Research: Drinking Coffee Can Reduce the Risk of Alzheimer's

However, research does not confirm coffee as an antidote to Alzheimer's.

REPUBLIKA.CO.ID, For some people drinking coffee is limited to being positioned as a hobby and favorite menu. However, the latest research below at least opens up insights about the benefits of coffee.

Reporting from, if you regularly drink a cup of coffee, you can benefit more than just a caffeine drink. According to a recent study, coffee can help reduce Alzheimer's and Parkinson's disease.

"Eating coffee looks to have some correlation with a reduced risk of developing Alzheimer's disease and Parkinson's disease. But we want to investigate why and which compounds are involved and how they can affect age-related cognitive decline," said the co-director of the Kremblin Brain Institute in Canada , Dr. Donald Weaver, who conducted the research.

The research team used three types of coffee beans, namely light roast, dark roast and roasting decaffeinated dark.

They identified a group of compounds known as 'phenylindanes', which emerged as a result of roasting processes for coffee beans.
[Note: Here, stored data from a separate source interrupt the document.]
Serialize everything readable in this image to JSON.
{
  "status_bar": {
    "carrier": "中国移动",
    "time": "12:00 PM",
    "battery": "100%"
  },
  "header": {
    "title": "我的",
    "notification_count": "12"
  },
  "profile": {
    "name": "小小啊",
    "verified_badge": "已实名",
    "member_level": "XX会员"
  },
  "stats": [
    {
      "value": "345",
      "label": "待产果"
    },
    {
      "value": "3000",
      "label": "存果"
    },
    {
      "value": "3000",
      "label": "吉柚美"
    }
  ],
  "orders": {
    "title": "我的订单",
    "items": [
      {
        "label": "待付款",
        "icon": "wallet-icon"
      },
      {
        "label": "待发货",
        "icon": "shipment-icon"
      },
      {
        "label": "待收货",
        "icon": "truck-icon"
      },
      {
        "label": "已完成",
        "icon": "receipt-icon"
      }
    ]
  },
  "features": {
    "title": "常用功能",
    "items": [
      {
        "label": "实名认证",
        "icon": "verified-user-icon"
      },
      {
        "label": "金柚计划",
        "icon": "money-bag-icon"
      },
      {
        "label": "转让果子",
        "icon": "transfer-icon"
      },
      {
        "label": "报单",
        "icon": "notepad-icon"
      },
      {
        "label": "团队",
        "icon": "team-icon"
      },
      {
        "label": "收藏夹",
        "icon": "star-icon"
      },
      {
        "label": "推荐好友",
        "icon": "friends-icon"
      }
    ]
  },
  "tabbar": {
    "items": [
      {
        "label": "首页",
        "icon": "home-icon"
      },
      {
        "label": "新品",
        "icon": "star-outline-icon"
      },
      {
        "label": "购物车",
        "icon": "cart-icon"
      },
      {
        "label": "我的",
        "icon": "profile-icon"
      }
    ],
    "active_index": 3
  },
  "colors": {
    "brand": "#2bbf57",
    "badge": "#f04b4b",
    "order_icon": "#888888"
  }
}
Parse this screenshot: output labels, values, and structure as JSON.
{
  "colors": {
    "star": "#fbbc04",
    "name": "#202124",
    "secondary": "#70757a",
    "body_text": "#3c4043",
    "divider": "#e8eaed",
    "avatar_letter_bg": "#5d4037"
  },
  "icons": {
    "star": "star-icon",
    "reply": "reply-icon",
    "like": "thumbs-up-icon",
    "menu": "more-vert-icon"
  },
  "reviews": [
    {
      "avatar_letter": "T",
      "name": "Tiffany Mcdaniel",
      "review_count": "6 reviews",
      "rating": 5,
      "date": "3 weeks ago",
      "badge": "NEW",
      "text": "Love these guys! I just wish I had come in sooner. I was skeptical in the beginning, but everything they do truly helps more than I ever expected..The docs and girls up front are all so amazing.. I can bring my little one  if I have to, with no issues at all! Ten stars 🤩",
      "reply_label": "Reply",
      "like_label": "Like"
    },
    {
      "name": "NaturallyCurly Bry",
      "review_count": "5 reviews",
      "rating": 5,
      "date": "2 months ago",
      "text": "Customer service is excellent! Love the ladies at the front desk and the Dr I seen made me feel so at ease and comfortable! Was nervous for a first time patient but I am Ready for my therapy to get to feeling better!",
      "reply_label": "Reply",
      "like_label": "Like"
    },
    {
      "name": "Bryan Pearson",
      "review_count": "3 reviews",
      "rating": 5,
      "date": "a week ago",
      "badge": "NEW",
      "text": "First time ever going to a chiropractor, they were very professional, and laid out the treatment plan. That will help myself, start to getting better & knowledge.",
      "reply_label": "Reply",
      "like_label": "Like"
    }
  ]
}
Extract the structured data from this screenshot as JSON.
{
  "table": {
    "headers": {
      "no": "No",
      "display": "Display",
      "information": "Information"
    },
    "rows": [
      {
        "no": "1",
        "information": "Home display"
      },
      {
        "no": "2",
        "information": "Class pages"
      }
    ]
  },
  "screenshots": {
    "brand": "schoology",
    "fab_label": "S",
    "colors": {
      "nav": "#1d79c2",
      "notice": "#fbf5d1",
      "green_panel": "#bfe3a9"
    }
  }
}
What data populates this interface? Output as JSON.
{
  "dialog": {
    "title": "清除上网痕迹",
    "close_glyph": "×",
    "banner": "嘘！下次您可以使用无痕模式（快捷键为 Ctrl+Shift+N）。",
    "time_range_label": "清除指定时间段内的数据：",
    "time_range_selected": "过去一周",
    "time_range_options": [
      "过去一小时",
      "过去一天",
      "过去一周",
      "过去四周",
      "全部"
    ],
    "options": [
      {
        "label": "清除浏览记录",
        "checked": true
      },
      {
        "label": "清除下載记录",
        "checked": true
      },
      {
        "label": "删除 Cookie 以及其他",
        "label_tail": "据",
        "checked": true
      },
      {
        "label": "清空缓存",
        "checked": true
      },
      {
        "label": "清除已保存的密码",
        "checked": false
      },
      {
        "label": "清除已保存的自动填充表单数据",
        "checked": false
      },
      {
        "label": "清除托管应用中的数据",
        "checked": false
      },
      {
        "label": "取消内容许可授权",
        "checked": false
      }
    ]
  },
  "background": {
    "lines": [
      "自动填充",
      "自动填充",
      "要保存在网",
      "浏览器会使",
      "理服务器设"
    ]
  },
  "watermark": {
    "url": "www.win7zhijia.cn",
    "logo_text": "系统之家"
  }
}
Phenylindanes are able to prevent, or more precisely, inhibit, clumping of two protein fragments (beta amyloid and tau) that are common in Alzheimer's and Parkinson's.

"This is the first time anyone has investigated how phenylindhane interacts with proteins responsible for Alzheimer's and Parkinson's," said Dr. Ross Mancini, a medical chemistry researcher who was also involved in the study.

He explained, the next step is to investigate how beneficial and whether these compounds have the ability to enter the bloodstream, or pass through the blood-brain barrier.

However, he acknowledged that more research was needed before the benefits could be transferred to therapeutic options.

"What this study is doing is taking epidemiological evidence and trying to fix it and to show that there are indeed components in coffee that are useful for counteracting cognitive decline. This is interesting but do we suggest that coffee is a drug? Certainly not," he said.